Imagine being able to write using ALL of your languages: the ones you use with your grandparents and with your peers, at school and at home, the language of your childhood and the ones you are learning and/or reclaiming. In this creative writing and literature class, we will explore the practice of “translenguar/ translanguaging”: what linguist Ofelia García describes as the use of our “full linguistic repertoire” disregarding the borders that have been drawn between languages. Drawing inspiration from Latinx writers, we will develop skills in writing poetry that engages our full linguistic repertoire, including multiple languages, various linguistic registers, and many Englishes. This class is open to writers at all levels, including students new to poetry writing. All languages at all skill levels are welcome, and you do not have to know a language other than English to participate in this program. This class is also appropriate for aspiring teachers who want to learn strategies for supporting multilingual students.
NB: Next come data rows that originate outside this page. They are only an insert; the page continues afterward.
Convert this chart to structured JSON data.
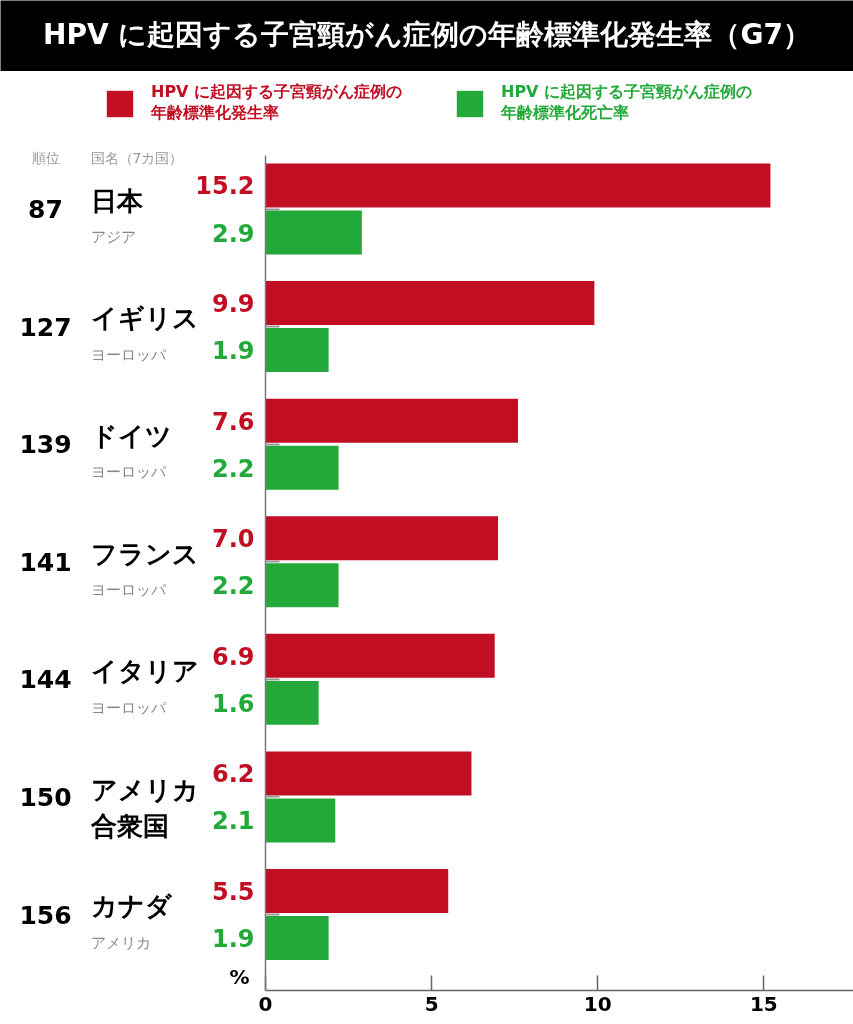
{
  "chart_data": {
    "type": "bar",
    "orientation": "horizontal",
    "title": "HPV に起因する子宮頸がん症例の年齢標準化発生率（G7）",
    "xlabel": "%",
    "ylabel": "国名（7カ国）",
    "categories": [
      "日本",
      "イギリス",
      "ドイツ",
      "フランス",
      "イタリア",
      "アメリカ合衆国",
      "カナダ"
    ],
    "series": [
      {
        "name": "HPV に起因する子宮頸がん症例の年齢標準化発生率",
        "color": "#c20e23",
        "values": [
          15.2,
          9.9,
          7.6,
          7.0,
          6.9,
          6.2,
          5.5
        ],
        "value_labels": [
          "15.2",
          "9.9",
          "7.6",
          "7.0",
          "6.9",
          "6.2",
          "5.5"
        ]
      },
      {
        "name": "HPV に起因する子宮頸がん症例の年齢標準化死亡率",
        "color": "#23a83a",
        "values": [
          2.9,
          1.9,
          2.2,
          2.2,
          1.6,
          2.1,
          1.9
        ],
        "value_labels": [
          "2.9",
          "1.9",
          "2.2",
          "2.2",
          "1.6",
          "2.1",
          "1.9"
        ]
      }
    ],
    "xlim": [
      0,
      17.7
    ],
    "xticks": [
      0,
      5,
      10,
      15
    ],
    "legend": "top",
    "annotations": [
      "順位",
      "87",
      "アジア",
      "127",
      "ヨーロッパ",
      "139",
      "ヨーロッパ",
      "141",
      "ヨーロッパ",
      "144",
      "ヨーロッパ",
      "150",
      "156",
      "アメリカ"
    ]
  }
}
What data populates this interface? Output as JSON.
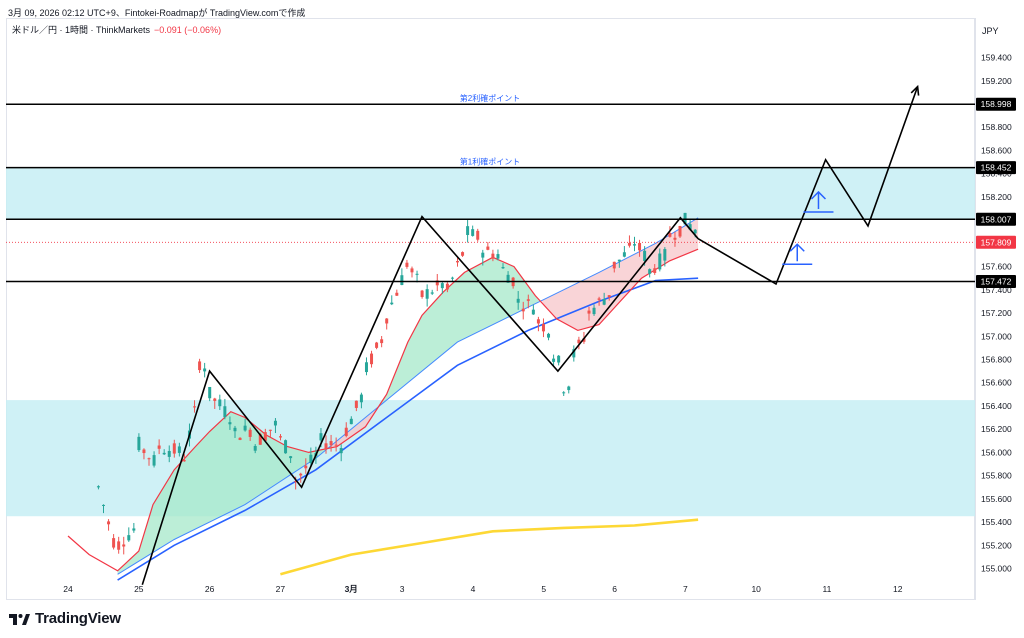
{
  "header": {
    "caption": "3月 09, 2026 02:12 UTC+9、Fintokei-Roadmapが TradingView.comで作成",
    "symbol": "米ドル／円 · 1時間 · ThinkMarkets",
    "change": "−0.091 (−0.06%)",
    "currency": "JPY"
  },
  "brand": {
    "name": "TradingView",
    "icon": "tradingview-logo-icon"
  },
  "colors": {
    "bull": "#26a69a",
    "bear": "#ef5350",
    "zone": "#c7eef5",
    "ma_fast": "#f23645",
    "ma_mid": "#2962ff",
    "ma_slow": "#fdd835",
    "price_line": "#f23645",
    "level": "#000000",
    "label_blue": "#2962ff"
  },
  "chart_data": {
    "type": "candlestick",
    "timeframe": "1時間",
    "ylim": [
      154.88,
      159.64
    ],
    "y_ticks": [
      "159.400",
      "159.200",
      "158.800",
      "158.600",
      "158.400",
      "158.200",
      "157.600",
      "157.400",
      "157.200",
      "157.000",
      "156.800",
      "156.600",
      "156.400",
      "156.200",
      "156.000",
      "155.800",
      "155.600",
      "155.400",
      "155.200",
      "155.000"
    ],
    "x_ticks": [
      {
        "label": "24",
        "day": 0
      },
      {
        "label": "25",
        "day": 1
      },
      {
        "label": "26",
        "day": 2
      },
      {
        "label": "27",
        "day": 3
      },
      {
        "label": "3月",
        "day": 4
      },
      {
        "label": "3",
        "day": 4.72
      },
      {
        "label": "4",
        "day": 5.72
      },
      {
        "label": "5",
        "day": 6.72
      },
      {
        "label": "6",
        "day": 7.72
      },
      {
        "label": "7",
        "day": 8.72
      },
      {
        "label": "10",
        "day": 9.72
      },
      {
        "label": "11",
        "day": 10.72
      },
      {
        "label": "12",
        "day": 11.72
      }
    ],
    "price_labels": [
      {
        "value": 158.998,
        "text": "158.998",
        "style": "level"
      },
      {
        "value": 158.452,
        "text": "158.452",
        "style": "level"
      },
      {
        "value": 158.007,
        "text": "158.007",
        "style": "level"
      },
      {
        "value": 157.809,
        "text": "157.809",
        "style": "price"
      },
      {
        "value": 157.472,
        "text": "157.472",
        "style": "level"
      }
    ],
    "levels": [
      {
        "value": 158.998,
        "text": "第2利確ポイント"
      },
      {
        "value": 158.452,
        "text": "第1利確ポイント"
      },
      {
        "value": 158.007,
        "text": ""
      },
      {
        "value": 157.472,
        "text": ""
      }
    ],
    "current_price": 157.809,
    "zones": [
      {
        "from": 158.007,
        "to": 158.452
      },
      {
        "from": 155.45,
        "to": 156.45
      }
    ],
    "anchors": [
      {
        "day": 0.43,
        "o": 155.78,
        "c": 155.7
      },
      {
        "day": 0.7,
        "o": 155.12,
        "c": 155.2
      },
      {
        "day": 0.95,
        "o": 155.35,
        "c": 156.1
      },
      {
        "day": 1.25,
        "o": 155.9,
        "c": 156.05
      },
      {
        "day": 1.6,
        "o": 156.0,
        "c": 155.85
      },
      {
        "day": 1.85,
        "o": 156.5,
        "c": 156.78
      },
      {
        "day": 2.0,
        "o": 156.7,
        "c": 156.5
      },
      {
        "day": 2.3,
        "o": 156.3,
        "c": 156.15
      },
      {
        "day": 2.6,
        "o": 156.2,
        "c": 156.05
      },
      {
        "day": 2.95,
        "o": 156.25,
        "c": 156.15
      },
      {
        "day": 3.2,
        "o": 155.95,
        "c": 155.75
      },
      {
        "day": 3.55,
        "o": 156.0,
        "c": 156.1
      },
      {
        "day": 3.9,
        "o": 156.05,
        "c": 156.15
      },
      {
        "day": 4.2,
        "o": 156.55,
        "c": 156.7
      },
      {
        "day": 4.45,
        "o": 157.0,
        "c": 157.1
      },
      {
        "day": 4.72,
        "o": 157.5,
        "c": 157.7
      },
      {
        "day": 5.0,
        "o": 157.4,
        "c": 157.35
      },
      {
        "day": 5.3,
        "o": 157.45,
        "c": 157.3
      },
      {
        "day": 5.6,
        "o": 157.75,
        "c": 157.9
      },
      {
        "day": 5.8,
        "o": 157.85,
        "c": 157.75
      },
      {
        "day": 6.1,
        "o": 157.7,
        "c": 157.6
      },
      {
        "day": 6.35,
        "o": 157.45,
        "c": 157.3
      },
      {
        "day": 6.6,
        "o": 157.25,
        "c": 157.15
      },
      {
        "day": 6.8,
        "o": 157.05,
        "c": 156.9
      },
      {
        "day": 6.95,
        "o": 156.75,
        "c": 156.55
      },
      {
        "day": 7.1,
        "o": 156.6,
        "c": 156.8
      },
      {
        "day": 7.35,
        "o": 157.05,
        "c": 157.2
      },
      {
        "day": 7.7,
        "o": 157.4,
        "c": 157.6
      },
      {
        "day": 7.95,
        "o": 157.75,
        "c": 157.85
      },
      {
        "day": 8.2,
        "o": 157.65,
        "c": 157.55
      },
      {
        "day": 8.45,
        "o": 157.7,
        "c": 157.85
      },
      {
        "day": 8.7,
        "o": 157.95,
        "c": 158.0
      },
      {
        "day": 8.9,
        "o": 157.9,
        "c": 157.82
      }
    ],
    "ema_fast": [
      {
        "day": 0.0,
        "v": 155.28
      },
      {
        "day": 0.3,
        "v": 155.12
      },
      {
        "day": 0.7,
        "v": 154.98
      },
      {
        "day": 1.0,
        "v": 155.15
      },
      {
        "day": 1.2,
        "v": 155.55
      },
      {
        "day": 1.5,
        "v": 155.85
      },
      {
        "day": 1.8,
        "v": 156.05
      },
      {
        "day": 2.0,
        "v": 156.18
      },
      {
        "day": 2.3,
        "v": 156.35
      },
      {
        "day": 2.5,
        "v": 156.3
      },
      {
        "day": 2.8,
        "v": 156.15
      },
      {
        "day": 3.1,
        "v": 156.05
      },
      {
        "day": 3.4,
        "v": 156.0
      },
      {
        "day": 3.8,
        "v": 156.05
      },
      {
        "day": 4.2,
        "v": 156.22
      },
      {
        "day": 4.5,
        "v": 156.5
      },
      {
        "day": 4.8,
        "v": 156.95
      },
      {
        "day": 5.0,
        "v": 157.18
      },
      {
        "day": 5.3,
        "v": 157.38
      },
      {
        "day": 5.6,
        "v": 157.55
      },
      {
        "day": 6.0,
        "v": 157.68
      },
      {
        "day": 6.3,
        "v": 157.6
      },
      {
        "day": 6.6,
        "v": 157.35
      },
      {
        "day": 6.9,
        "v": 157.15
      },
      {
        "day": 7.2,
        "v": 157.05
      },
      {
        "day": 7.5,
        "v": 157.1
      },
      {
        "day": 7.8,
        "v": 157.3
      },
      {
        "day": 8.1,
        "v": 157.5
      },
      {
        "day": 8.5,
        "v": 157.65
      },
      {
        "day": 8.9,
        "v": 157.75
      }
    ],
    "ema_mid": [
      {
        "day": 0.7,
        "v": 154.9
      },
      {
        "day": 1.5,
        "v": 155.2
      },
      {
        "day": 2.5,
        "v": 155.5
      },
      {
        "day": 3.5,
        "v": 155.85
      },
      {
        "day": 4.5,
        "v": 156.3
      },
      {
        "day": 5.5,
        "v": 156.75
      },
      {
        "day": 6.5,
        "v": 157.05
      },
      {
        "day": 7.5,
        "v": 157.3
      },
      {
        "day": 8.3,
        "v": 157.48
      },
      {
        "day": 8.9,
        "v": 157.5
      }
    ],
    "ema_mid2": [
      {
        "day": 0.7,
        "v": 154.95
      },
      {
        "day": 1.5,
        "v": 155.25
      },
      {
        "day": 2.5,
        "v": 155.55
      },
      {
        "day": 3.5,
        "v": 155.95
      },
      {
        "day": 4.5,
        "v": 156.45
      },
      {
        "day": 5.5,
        "v": 156.95
      },
      {
        "day": 6.5,
        "v": 157.25
      },
      {
        "day": 7.5,
        "v": 157.55
      },
      {
        "day": 8.3,
        "v": 157.8
      },
      {
        "day": 8.9,
        "v": 158.02
      }
    ],
    "ma_slow": [
      {
        "day": 3.0,
        "v": 154.95
      },
      {
        "day": 4.0,
        "v": 155.12
      },
      {
        "day": 5.0,
        "v": 155.22
      },
      {
        "day": 6.0,
        "v": 155.32
      },
      {
        "day": 7.0,
        "v": 155.35
      },
      {
        "day": 8.0,
        "v": 155.37
      },
      {
        "day": 8.9,
        "v": 155.42
      }
    ],
    "zigzag": [
      {
        "day": 1.05,
        "v": 154.86
      },
      {
        "day": 2.0,
        "v": 156.7
      },
      {
        "day": 3.3,
        "v": 155.7
      },
      {
        "day": 5.0,
        "v": 158.03
      },
      {
        "day": 6.92,
        "v": 156.7
      },
      {
        "day": 8.65,
        "v": 158.02
      },
      {
        "day": 8.9,
        "v": 157.84
      }
    ],
    "projection": [
      {
        "day": 8.9,
        "v": 157.84
      },
      {
        "day": 10.0,
        "v": 157.45
      },
      {
        "day": 10.7,
        "v": 158.52
      },
      {
        "day": 11.3,
        "v": 157.95
      },
      {
        "day": 12.0,
        "v": 159.15
      }
    ],
    "arrows": [
      {
        "day": 10.3,
        "v": 157.62
      },
      {
        "day": 10.6,
        "v": 158.07
      }
    ]
  }
}
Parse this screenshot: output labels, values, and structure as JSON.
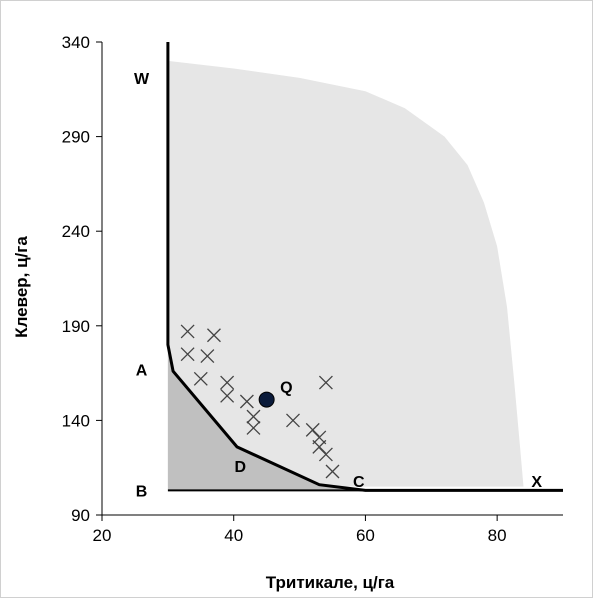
{
  "chart_data": {
    "type": "scatter",
    "title": "",
    "xlabel": "Тритикале, ц/га",
    "ylabel": "Клевер, ц/га",
    "xlim": [
      20,
      90
    ],
    "ylim": [
      90,
      340
    ],
    "x_ticks": [
      "20",
      "40",
      "60",
      "80"
    ],
    "y_ticks": [
      "90",
      "140",
      "190",
      "240",
      "290",
      "340"
    ],
    "grid": false,
    "frontier_region": {
      "color": "#e6e6e6",
      "points": [
        [
          30,
          330
        ],
        [
          40,
          326
        ],
        [
          50,
          321
        ],
        [
          60,
          314
        ],
        [
          66,
          305
        ],
        [
          72,
          290
        ],
        [
          75.5,
          275
        ],
        [
          78,
          255
        ],
        [
          80,
          232
        ],
        [
          81.5,
          200
        ],
        [
          82.6,
          160
        ],
        [
          83.5,
          125
        ],
        [
          84,
          105
        ],
        [
          30,
          105
        ]
      ]
    },
    "dominated_region": {
      "color": "#c0c0c0",
      "points": [
        [
          30,
          180
        ],
        [
          30.8,
          166
        ],
        [
          40.5,
          126
        ],
        [
          53,
          106
        ],
        [
          60,
          103
        ],
        [
          60,
          103
        ],
        [
          30,
          103
        ]
      ]
    },
    "boundary_line": {
      "color": "#000000",
      "points": [
        [
          30,
          340
        ],
        [
          30,
          180
        ],
        [
          30.8,
          166
        ],
        [
          40.5,
          126
        ],
        [
          53,
          106
        ],
        [
          60,
          103
        ],
        [
          90,
          103
        ]
      ]
    },
    "base_line": {
      "color": "#000000",
      "points": [
        [
          30,
          103
        ],
        [
          60,
          103
        ]
      ]
    },
    "observations": {
      "marker": "x",
      "points": [
        [
          33,
          187
        ],
        [
          37,
          185
        ],
        [
          33,
          175
        ],
        [
          36,
          174
        ],
        [
          35,
          162
        ],
        [
          39,
          160
        ],
        [
          39,
          153
        ],
        [
          42,
          150
        ],
        [
          43,
          142
        ],
        [
          43,
          136
        ],
        [
          49,
          140
        ],
        [
          52,
          135
        ],
        [
          53,
          131
        ],
        [
          53,
          126
        ],
        [
          54,
          122
        ],
        [
          55,
          113
        ],
        [
          54,
          160
        ]
      ]
    },
    "highlight": {
      "name": "Q",
      "x": 45,
      "y": 151,
      "color": "#000000",
      "fill": "#0a1a3a"
    },
    "annotations": [
      {
        "text": "W",
        "x": 26,
        "y": 321
      },
      {
        "text": "A",
        "x": 26,
        "y": 167
      },
      {
        "text": "B",
        "x": 26,
        "y": 103
      },
      {
        "text": "Q",
        "x": 48,
        "y": 158
      },
      {
        "text": "D",
        "x": 41,
        "y": 116
      },
      {
        "text": "C",
        "x": 59,
        "y": 108
      },
      {
        "text": "X",
        "x": 86,
        "y": 108
      }
    ]
  }
}
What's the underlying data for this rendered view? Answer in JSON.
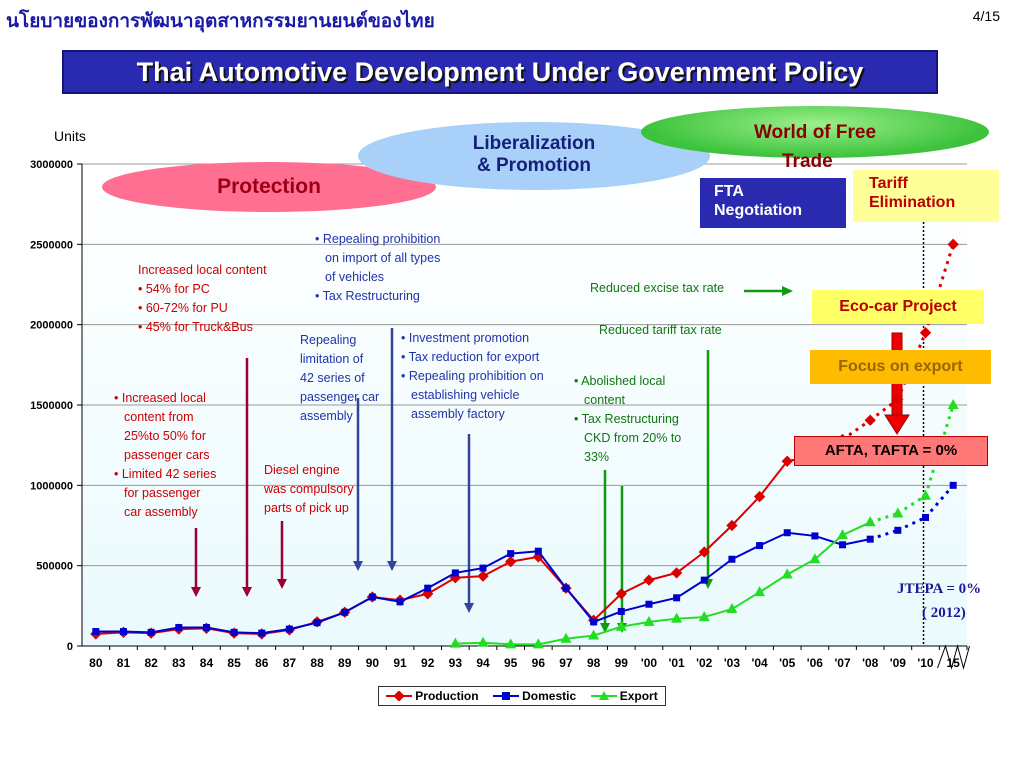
{
  "header": {
    "thai_title": "นโยบายของการพัฒนาอุตสาหกรรมยานยนต์ของไทย",
    "page_number": "4/15",
    "banner": "Thai Automotive Development Under Government Policy"
  },
  "phases": {
    "protection": "Protection",
    "liberalization_1": "Liberalization",
    "liberalization_2": "& Promotion",
    "world_1": "World of Free",
    "world_2": "Trade",
    "fta_1": "FTA",
    "fta_2": "Negotiation",
    "tariff_1": "Tariff",
    "tariff_2": "Elimination",
    "ecocar": "Eco-car Project",
    "export_focus": "Focus on export",
    "afta": "AFTA, TAFTA = 0%",
    "jtepa_1": "JTEPA = 0%",
    "jtepa_2": "( 2012)"
  },
  "annotations": {
    "a1": [
      "• Increased local",
      "content from",
      "25%to 50% for",
      "passenger cars",
      "• Limited 42 series",
      "for passenger",
      "car assembly"
    ],
    "a2": [
      "Increased local content",
      "• 54% for PC",
      "• 60-72% for PU",
      "• 45% for Truck&Bus"
    ],
    "a3": [
      "Diesel engine",
      "was compulsory",
      "parts of pick up"
    ],
    "a4": [
      "Repealing",
      "limitation of",
      "42 series of",
      "passenger car",
      "assembly"
    ],
    "a5": [
      "• Repealing prohibition",
      "on import  of all types",
      "of vehicles",
      "• Tax Restructuring"
    ],
    "a6": [
      "• Investment promotion",
      "• Tax reduction for export",
      "• Repealing prohibition on",
      "establishing vehicle",
      "assembly factory"
    ],
    "a7": [
      "• Abolished local",
      "content",
      "• Tax Restructuring",
      "CKD from 20% to",
      "33%"
    ],
    "a8": "Reduced excise tax rate",
    "a9": "Reduced tariff tax rate"
  },
  "colors": {
    "production": "#dd0000",
    "domestic": "#0000cc",
    "export": "#22dd22",
    "arrow_red": "#990033",
    "arrow_blue": "#334499",
    "arrow_green": "#119911"
  },
  "chart_data": {
    "type": "line",
    "ylabel": "Units",
    "ylim": [
      0,
      3000000
    ],
    "yticks": [
      "0",
      "500000",
      "1000000",
      "1500000",
      "2000000",
      "2500000",
      "3000000"
    ],
    "categories": [
      "80",
      "81",
      "82",
      "83",
      "84",
      "85",
      "86",
      "87",
      "88",
      "89",
      "90",
      "91",
      "92",
      "93",
      "94",
      "95",
      "96",
      "97",
      "98",
      "99",
      "'00",
      "'01",
      "'02",
      "'03",
      "'04",
      "'05",
      "'06",
      "'07",
      "'08",
      "'09",
      "'10",
      "15"
    ],
    "series": [
      {
        "name": "Production",
        "values": [
          75000,
          85000,
          80000,
          105000,
          110000,
          80000,
          75000,
          100000,
          150000,
          210000,
          305000,
          285000,
          325000,
          425000,
          435000,
          525000,
          555000,
          360000,
          160000,
          325000,
          410000,
          455000,
          585000,
          750000,
          930000,
          1150000,
          1185000,
          1285000,
          1405000,
          1535000,
          1950000,
          2500000
        ]
      },
      {
        "name": "Domestic",
        "values": [
          90000,
          90000,
          85000,
          115000,
          115000,
          85000,
          80000,
          105000,
          145000,
          210000,
          305000,
          275000,
          360000,
          455000,
          485000,
          575000,
          590000,
          360000,
          150000,
          215000,
          260000,
          300000,
          410000,
          540000,
          625000,
          705000,
          685000,
          630000,
          665000,
          720000,
          800000,
          1000000
        ]
      },
      {
        "name": "Export",
        "values": [
          null,
          null,
          null,
          null,
          null,
          null,
          null,
          null,
          null,
          null,
          null,
          null,
          null,
          15000,
          20000,
          10000,
          10000,
          45000,
          65000,
          120000,
          150000,
          170000,
          180000,
          230000,
          335000,
          445000,
          540000,
          690000,
          770000,
          825000,
          935000,
          1500000
        ]
      }
    ],
    "solid_until_index": {
      "Production": 27,
      "Domestic": 28,
      "Export": 28
    },
    "legend": "bottom-center"
  }
}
Our readings will focus (primarily, but not exclusively) on the work of Latinx poets, including Gloria Anzaldúa, Claudia Castro Luna, Cecilia Vicuña, Roque Raquel Salas Rivera, and Natalie Díaz: we will reflect on how these writers move across languages (including the many Englishes of their communities as well as the multiple Indigenous languages and Spanishes of the diverse Latinx heritage), how they navigate English-dominance in the United States, and bring their intersecting identities as LGBTQ+, Indigenous, Black, migrant, and/or undocumented poets into their language. They will be our teachers as we refine our poetic skills, expand our linguistic capacities, and experiment with writing. We will read poetry, play with language, write, learn more about the practice of translanguaging, and share words with each other.
This program is offered for 12 credits for students who wish to explore poetry through lectures, workshops, and seminars, and for 16 credits for students who wish to develop an extended (personal or collective) writing project, shared through a chapbook, a zine, spoken word performance, installation, or other public means at the end of the quarter.
Anticipated Credit Equivalencies:
4 – Latinx Studies: Contemporary Latinx Writers
4 – Literature: Contemporary U.S. Poetry
4 – Intermediate Poetry Writing
4 – Advanced Creative Writing Project (for students taking the program for 16 credits)
Advanced studies and graduate work inLatinx studies, creative writing, literary and cultural studies, education. This program builds cultural competencies for working with Latinx and multilingual communities in a broad range of professional fields, with particular focus on educational spaces.